И вдруг он вскочил. Рука его была свободна. Он лежал в постели один. Тони сидела у окна. И плакала. Когда Томас прижал ее к себе, стал расспрашивать, она заплакала еще горше. И ничего ему не отвечала. Он сцеловывал слезы с ее щек. Она успокоилась, взяла себя в руки и заговорила, поначалу тихо, потом с горячностью.

— Ведь это же дурно, что мы здесь вдвоем? Да, дурно, очень дурно. И что любим друг друга как сумасшедшие, и счастливы, и оба одинаково радуемся, только радуемся, и ничего другого для нас не существует.

— Нет, это хорошо, очень хорошо, — говорил Томас и гладил, все гладил ее теплые волосы, — мы с тобою вместе навсегда, наконец-то мы поняли, что нам нельзя разлучаться. Разве это нехорошо?

— Хорошо, — согласилась Тони, — я уж давно знала, что так будет. Но сейчас все уже всерьез, я хочу сказать, именно сейчас такая радость, именно сейчас, и мне больно от этого, и я думаю — нехорошо мы поступаем.

— Чем нехорошо?
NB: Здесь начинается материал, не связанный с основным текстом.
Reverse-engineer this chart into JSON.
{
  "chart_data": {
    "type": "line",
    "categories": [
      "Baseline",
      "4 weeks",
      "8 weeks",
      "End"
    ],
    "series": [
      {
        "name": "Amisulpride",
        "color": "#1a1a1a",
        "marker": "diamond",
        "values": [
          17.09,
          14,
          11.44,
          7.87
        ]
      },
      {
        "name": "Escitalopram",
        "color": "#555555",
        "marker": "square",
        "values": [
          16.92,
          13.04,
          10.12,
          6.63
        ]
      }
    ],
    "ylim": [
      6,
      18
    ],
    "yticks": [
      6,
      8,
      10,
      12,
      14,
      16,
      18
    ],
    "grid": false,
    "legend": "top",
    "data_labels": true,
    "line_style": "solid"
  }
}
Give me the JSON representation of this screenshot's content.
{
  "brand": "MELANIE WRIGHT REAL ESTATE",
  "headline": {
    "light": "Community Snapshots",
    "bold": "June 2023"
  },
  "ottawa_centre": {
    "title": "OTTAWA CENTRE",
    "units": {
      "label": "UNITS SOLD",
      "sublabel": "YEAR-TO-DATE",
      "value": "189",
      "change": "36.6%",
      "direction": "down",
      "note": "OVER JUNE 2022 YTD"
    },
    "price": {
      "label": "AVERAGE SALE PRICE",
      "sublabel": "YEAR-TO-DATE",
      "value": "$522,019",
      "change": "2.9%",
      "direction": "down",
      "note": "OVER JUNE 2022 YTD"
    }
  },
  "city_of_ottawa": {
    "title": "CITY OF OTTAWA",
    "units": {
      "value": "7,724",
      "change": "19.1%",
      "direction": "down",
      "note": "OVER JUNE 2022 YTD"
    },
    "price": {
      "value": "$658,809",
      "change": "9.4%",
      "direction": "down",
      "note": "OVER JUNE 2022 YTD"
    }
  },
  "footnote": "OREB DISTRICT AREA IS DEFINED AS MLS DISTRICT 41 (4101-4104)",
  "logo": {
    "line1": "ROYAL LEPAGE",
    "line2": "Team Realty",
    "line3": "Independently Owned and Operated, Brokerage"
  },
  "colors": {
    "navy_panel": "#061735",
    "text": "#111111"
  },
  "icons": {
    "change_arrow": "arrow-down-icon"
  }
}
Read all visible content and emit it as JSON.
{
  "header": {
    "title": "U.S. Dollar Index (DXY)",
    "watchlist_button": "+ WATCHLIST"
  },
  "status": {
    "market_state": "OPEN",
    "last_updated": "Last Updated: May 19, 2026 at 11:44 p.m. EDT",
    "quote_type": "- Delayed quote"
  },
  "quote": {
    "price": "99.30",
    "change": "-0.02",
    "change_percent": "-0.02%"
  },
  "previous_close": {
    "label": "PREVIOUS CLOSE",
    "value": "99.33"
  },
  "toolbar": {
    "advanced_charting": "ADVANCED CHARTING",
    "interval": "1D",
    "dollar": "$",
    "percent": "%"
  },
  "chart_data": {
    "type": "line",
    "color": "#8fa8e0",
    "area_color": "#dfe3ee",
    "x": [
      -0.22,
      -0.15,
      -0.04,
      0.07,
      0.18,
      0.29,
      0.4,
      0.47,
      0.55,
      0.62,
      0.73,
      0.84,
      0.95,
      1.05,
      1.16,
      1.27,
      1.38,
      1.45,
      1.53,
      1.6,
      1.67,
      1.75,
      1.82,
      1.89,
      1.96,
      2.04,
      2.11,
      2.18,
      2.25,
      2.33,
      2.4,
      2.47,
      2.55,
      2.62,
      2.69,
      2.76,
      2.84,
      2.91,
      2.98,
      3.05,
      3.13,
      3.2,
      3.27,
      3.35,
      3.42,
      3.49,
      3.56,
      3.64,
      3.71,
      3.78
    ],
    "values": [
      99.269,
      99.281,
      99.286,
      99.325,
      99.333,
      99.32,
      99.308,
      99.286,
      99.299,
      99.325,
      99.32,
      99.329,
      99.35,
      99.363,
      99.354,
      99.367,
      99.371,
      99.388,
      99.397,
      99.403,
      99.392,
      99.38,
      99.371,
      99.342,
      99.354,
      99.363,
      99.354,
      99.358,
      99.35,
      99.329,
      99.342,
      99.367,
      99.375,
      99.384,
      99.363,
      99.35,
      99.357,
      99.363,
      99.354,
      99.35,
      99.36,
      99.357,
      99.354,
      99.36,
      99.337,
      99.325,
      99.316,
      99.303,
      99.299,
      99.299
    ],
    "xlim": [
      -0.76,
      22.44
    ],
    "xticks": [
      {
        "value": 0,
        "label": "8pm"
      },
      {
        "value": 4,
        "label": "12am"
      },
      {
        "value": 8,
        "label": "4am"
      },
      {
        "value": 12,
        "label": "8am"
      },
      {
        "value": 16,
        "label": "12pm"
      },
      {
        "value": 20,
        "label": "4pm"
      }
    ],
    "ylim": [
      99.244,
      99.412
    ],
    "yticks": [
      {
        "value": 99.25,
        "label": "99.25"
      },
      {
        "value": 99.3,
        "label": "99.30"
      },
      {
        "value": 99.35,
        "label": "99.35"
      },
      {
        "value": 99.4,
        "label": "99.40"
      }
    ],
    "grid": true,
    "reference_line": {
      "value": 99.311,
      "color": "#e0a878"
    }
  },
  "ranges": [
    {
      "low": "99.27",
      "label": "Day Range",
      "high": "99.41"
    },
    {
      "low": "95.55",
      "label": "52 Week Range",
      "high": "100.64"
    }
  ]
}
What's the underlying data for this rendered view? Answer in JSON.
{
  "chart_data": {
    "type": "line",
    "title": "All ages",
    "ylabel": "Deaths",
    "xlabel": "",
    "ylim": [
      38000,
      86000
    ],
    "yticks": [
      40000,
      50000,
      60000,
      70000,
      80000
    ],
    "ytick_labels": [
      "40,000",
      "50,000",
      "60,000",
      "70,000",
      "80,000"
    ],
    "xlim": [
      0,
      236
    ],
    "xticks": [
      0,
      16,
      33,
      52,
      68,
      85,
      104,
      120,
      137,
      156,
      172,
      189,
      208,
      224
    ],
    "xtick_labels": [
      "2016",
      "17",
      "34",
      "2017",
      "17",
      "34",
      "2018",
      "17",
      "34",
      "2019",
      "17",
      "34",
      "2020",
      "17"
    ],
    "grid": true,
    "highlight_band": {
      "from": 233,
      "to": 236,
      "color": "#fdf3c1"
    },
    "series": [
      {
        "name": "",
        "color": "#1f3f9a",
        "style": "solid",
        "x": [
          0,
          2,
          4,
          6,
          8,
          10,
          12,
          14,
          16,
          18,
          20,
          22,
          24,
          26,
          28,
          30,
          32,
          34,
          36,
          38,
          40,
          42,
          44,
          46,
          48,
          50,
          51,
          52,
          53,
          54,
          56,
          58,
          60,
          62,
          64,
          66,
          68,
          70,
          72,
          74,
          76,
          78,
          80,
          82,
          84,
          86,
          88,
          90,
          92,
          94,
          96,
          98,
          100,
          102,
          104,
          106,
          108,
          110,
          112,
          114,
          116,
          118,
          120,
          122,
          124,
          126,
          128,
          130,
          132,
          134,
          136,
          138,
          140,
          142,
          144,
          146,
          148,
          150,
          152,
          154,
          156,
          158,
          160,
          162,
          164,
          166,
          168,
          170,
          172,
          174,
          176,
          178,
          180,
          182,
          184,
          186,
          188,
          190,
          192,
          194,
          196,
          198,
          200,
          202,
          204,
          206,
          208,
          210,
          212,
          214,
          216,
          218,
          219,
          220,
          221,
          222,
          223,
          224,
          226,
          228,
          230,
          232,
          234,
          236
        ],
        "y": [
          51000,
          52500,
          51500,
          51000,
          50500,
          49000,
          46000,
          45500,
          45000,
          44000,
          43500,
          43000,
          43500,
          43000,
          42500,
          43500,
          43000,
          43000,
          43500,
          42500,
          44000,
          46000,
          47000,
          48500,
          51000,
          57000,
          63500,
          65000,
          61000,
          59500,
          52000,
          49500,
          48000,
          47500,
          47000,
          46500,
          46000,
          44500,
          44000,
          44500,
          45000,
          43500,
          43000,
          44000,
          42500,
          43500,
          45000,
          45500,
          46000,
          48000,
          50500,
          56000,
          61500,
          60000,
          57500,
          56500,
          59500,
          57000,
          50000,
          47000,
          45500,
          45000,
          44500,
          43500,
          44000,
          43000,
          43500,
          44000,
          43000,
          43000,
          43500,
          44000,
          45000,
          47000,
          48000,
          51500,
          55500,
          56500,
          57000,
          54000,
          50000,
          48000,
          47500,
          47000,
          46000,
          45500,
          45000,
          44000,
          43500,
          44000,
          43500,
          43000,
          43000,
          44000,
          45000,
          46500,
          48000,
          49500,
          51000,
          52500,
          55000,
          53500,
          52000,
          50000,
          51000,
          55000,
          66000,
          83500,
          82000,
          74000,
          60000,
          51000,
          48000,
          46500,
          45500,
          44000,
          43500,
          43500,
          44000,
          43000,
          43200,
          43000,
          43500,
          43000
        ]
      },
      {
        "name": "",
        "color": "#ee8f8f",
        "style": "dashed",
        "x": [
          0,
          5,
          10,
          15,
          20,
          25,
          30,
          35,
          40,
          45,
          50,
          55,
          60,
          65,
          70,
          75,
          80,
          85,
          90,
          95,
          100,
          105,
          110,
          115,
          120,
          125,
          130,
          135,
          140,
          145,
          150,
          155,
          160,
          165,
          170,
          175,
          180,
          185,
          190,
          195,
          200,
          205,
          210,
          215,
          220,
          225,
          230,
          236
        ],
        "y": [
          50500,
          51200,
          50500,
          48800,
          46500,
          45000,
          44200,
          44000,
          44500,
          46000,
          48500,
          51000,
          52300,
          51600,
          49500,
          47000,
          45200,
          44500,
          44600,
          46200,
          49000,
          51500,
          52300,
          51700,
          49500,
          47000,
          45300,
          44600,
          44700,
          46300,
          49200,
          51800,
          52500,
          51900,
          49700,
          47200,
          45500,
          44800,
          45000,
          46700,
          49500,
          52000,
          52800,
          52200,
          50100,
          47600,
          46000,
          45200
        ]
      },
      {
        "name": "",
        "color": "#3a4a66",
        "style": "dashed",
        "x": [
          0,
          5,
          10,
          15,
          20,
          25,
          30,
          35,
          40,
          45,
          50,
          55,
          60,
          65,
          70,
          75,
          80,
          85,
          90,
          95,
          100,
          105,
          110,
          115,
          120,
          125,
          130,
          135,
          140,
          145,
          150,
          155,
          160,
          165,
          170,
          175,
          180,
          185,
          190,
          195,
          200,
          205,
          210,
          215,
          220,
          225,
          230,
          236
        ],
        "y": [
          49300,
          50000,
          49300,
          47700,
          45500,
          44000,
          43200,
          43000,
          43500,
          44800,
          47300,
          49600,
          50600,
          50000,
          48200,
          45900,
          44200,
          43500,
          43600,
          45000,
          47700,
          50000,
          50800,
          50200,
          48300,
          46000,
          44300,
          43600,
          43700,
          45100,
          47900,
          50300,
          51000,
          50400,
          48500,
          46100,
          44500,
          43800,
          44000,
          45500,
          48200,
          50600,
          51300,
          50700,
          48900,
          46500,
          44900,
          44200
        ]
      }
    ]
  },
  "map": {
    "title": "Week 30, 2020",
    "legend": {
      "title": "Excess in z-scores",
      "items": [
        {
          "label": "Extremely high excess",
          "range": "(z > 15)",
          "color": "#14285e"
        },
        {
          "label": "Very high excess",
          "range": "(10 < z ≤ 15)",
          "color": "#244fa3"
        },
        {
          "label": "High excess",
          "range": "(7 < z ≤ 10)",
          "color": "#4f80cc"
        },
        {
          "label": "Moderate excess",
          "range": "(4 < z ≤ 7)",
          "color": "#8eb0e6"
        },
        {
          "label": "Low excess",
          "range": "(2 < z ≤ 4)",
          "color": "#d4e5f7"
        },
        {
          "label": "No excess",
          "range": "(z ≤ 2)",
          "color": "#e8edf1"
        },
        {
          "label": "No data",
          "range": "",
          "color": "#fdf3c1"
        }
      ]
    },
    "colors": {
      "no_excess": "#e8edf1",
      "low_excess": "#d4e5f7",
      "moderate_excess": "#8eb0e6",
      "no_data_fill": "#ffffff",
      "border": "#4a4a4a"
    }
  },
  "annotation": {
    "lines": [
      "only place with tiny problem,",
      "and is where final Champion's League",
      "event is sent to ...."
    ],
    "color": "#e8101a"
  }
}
Отчего тебе больно?

— Из-за Хейнца. Он в тюрьме. А мы с тобой встретились и о нем не вспоминаем.

— Да, твоего Хейнца засадили. Но он наверняка уже на свободе. Хейнер Шанц объявился. Видно, совесть заела, понял, что загубил его молодую жизнь. Это ведь Шанц ударил Штрукса.

— Нет, — воскликнула Тони. — Хейнца так быстро не выпустят. Даже если он и не трогал Штрукса. Следователь ведь берет под сомнение любую мелочь, любое слово, даже любую мысль, вот так и выяснилось, что Хейнц много в чем виноват. Ах Томас, если покопаться, то кто же из нас не виноват в том или этом? А кому, скажи на милость, не приходила в голову злая мысль о том или этом? Кто косо не поглядывал на другого? Не сердился из-за каких-то там историй на заводе? Даже мы с тобой, уж жизнь, кажется, готовы отдать за общее дело, а и то, случается, скажем недоброе слово, если что не по нас. Они дознались, что Хейнц забастовал одним из первых, а еще раньше подстрекал к забастовке своих товарищей. Он сидит в тюрьме. И страдает, хотя Хейнер Шанц и заявил, что виноват он. Конечно, это хорошо с его стороны, очень хорошо. Но у Хейнца все равно жизнь испорчена.

— И потому нам с тобой нельзя быть вместе? — возмутился Томас. — Потому и наша жизнь должна быть испорчена? Не реви, пожалуйста. Ты, видно, любишь Хейнца и не можешь его позабыть.

— Почему ты говоришь мне такие слова в первое же утро? Сейчас даже еще не утро. И ты отлично знаешь, что я люблю тебя и больше никого на свете. И даже не думаю о том, что ты путался с Линой и еще с этой девчонкой, которая причинила тебе столько горя и неприятностей. Все об этом говорили, а я их не слушала. Никогда я не думаю о том, что у тебя было с другими. Потому что, с тех пор как тебя хорошенько рассмотрела за столом у нас дома — ты тогда помогал Роберту готовиться к экзамену, а потом перебрался к нему в чулан, — я только радовалась, что ты живешь со мною под одной крышей.

А когда у тебя Лина появилась, я была очень расстроена, хотела ее с тобой разлучить, но все равно знала, навсегда ты с ней не останешься, только со мной останешься навсегда, но для тебя я тогда была еще дурочкой, ребенком. Ты и не смотрел на меня. А потом я заметила, хоть ты и считал меня дурочкой, что с тобой что-то неладно, может быть, думала я, у него с Линой врозь пошло. А Хейнц тогда уже не отставал от меня. Он был совсем один, его мать ужасно тяжело болела. И он заботился о ней. Завтра утром я пойду в больницу, узнаю, как она там. Она, может и не знает, что случилось с сыном. А я, ты пойми, Томас, я часто встречалась с Хейнцем, но не хотела связываться с ним навсегда. Я думала, если останусь с Хейнцем, значит, потеряю тебя. Ты ведь должен был, должен был наконец признать меня своей любимой. И вот вчера вечером уже дошло до этого. Дошло и так осталось. Ты же понимаешь, я не могу не горевать о Хейнце. Мы двое, ты и я, любим друг друга, мы счастливы и получается, что мы покинули его в беде.